Какая-то неизвестная до этого времени обида сдавила горло. Ведьма — это не просто звание или кличка, это суть, иная суть, нечеловеческая, это умение смотреть глубже и дальше, видеть не лицевую сторону мира, а изнаночную, с узелками и огрехами, но кому какое дело, что теперь моя жизнь скрутилась узелком и звенит, готовясь вот-вот оборваться? И кого винить, что не видишь не то что изнанки людской сущности, а даже лицевой не признаешь?

И никуда не деться от ярости в голубых глазах. И ведь не мои поступки первопричиной, нет. Мои волосы. Глаза. Моя натура, которую кто-то окрестил, не разбираясь, темной. Как бы смотрел он на меня, не будь я ведьмой? Равнодушно?

Одному только не было дела, кто я такая…и тот забыл.

На ярмарке я осмотрюсь, найду дом, в котором зеленые ставни и красный горшок с цветком на подоконнике. Поброжу по торжищу, погляжу, не смотрят ли на меня, и открою дверь. И выйду уже с другим лицом, другим именем и другой судьбой, которую сама выберу…

Я ненастоящая ведьма, и перестать чувствовать в обмен на силу и неуязвимость — непосильная плата.

Расправив скручивающиеся поля шляпки, я опустилась на дно телеги и облокотилась на лавку. Отгорал закат, в медленно темнеющем небе одна за одной загорались крупные блеклые звезды.

…видимо, я задремала, и огни в небе превратились в восковые прозрачные лепестки. Поле заросло низкой, шелковой травой, щекочущей ноги, и цветы, похожие на кувшинки, запутались среди стеблей. Подол мой собирал росу, а сзади солнце пекло немилосердно, жгло спину…

Откуда столько росы, если солнце обжигает?

Я обернулась назад — с головы слетело что-то, зацепив пряди, едва поймать успела — а за спиной, уже подбираясь ко мне, гудело пламя. В руках моих остался венок из бледных, словно неживых цветов.

Никакая ведьма не наденет на себя еще живой, но срезанный цветок…только в погребальном венке.

Размахнувшись, я бросаю венок в пламя и бегу.

Едва проснувшись, забормотала, не открывая глаз:

— Куда ночь, туда и сон. Не надо мне таких снов…

Перевернулась на бок, свернувшись клубком, и заснула уже по-настоящему. И видела во сне кучу разноцветных котят с разными глазами — правый голубой, а левый карий…

Проснулась от того, что привычное поскрипывание телеги сменилось глухом стуком. Потянулась, разминая одеревенелое тело, и огляделась.

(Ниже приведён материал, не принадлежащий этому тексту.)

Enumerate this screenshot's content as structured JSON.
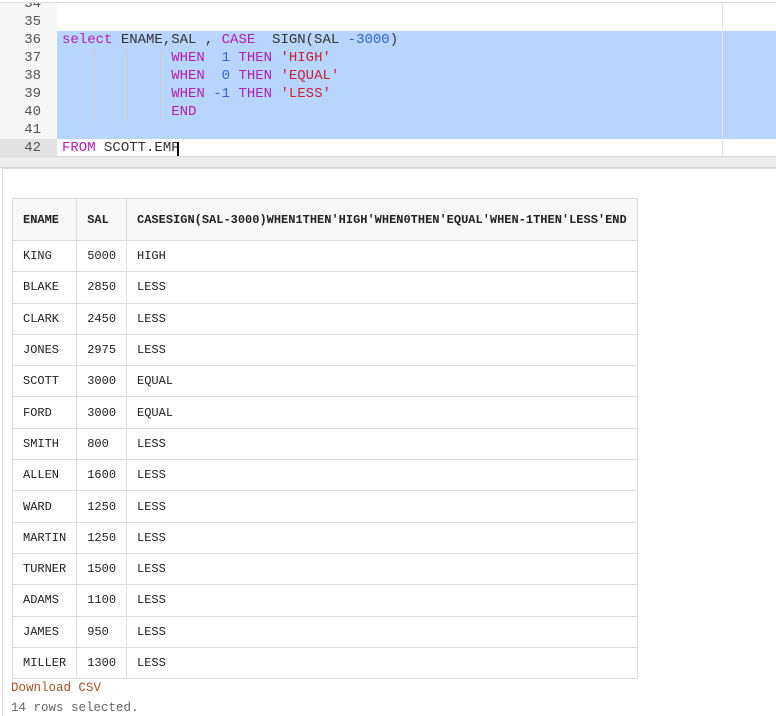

Колеса бодро выстукивали по бревенчатой мостовой. Лесочки и поля сменились на первые старенькие избы и сараюшки, отмечая въезд в Кочедыково. Улицы, несмотря на ранний час, были полны — кто-то тащил живность на привязи, подростки несли корзины со свежей зеленью и рыбой, горластые дородные бабы, толкаясь и переругиваясь, несли широкие лотки с пирогами. На меня никто не обратил никакого внимания, но я все равно присела на дно, расправив сетку на шляпе.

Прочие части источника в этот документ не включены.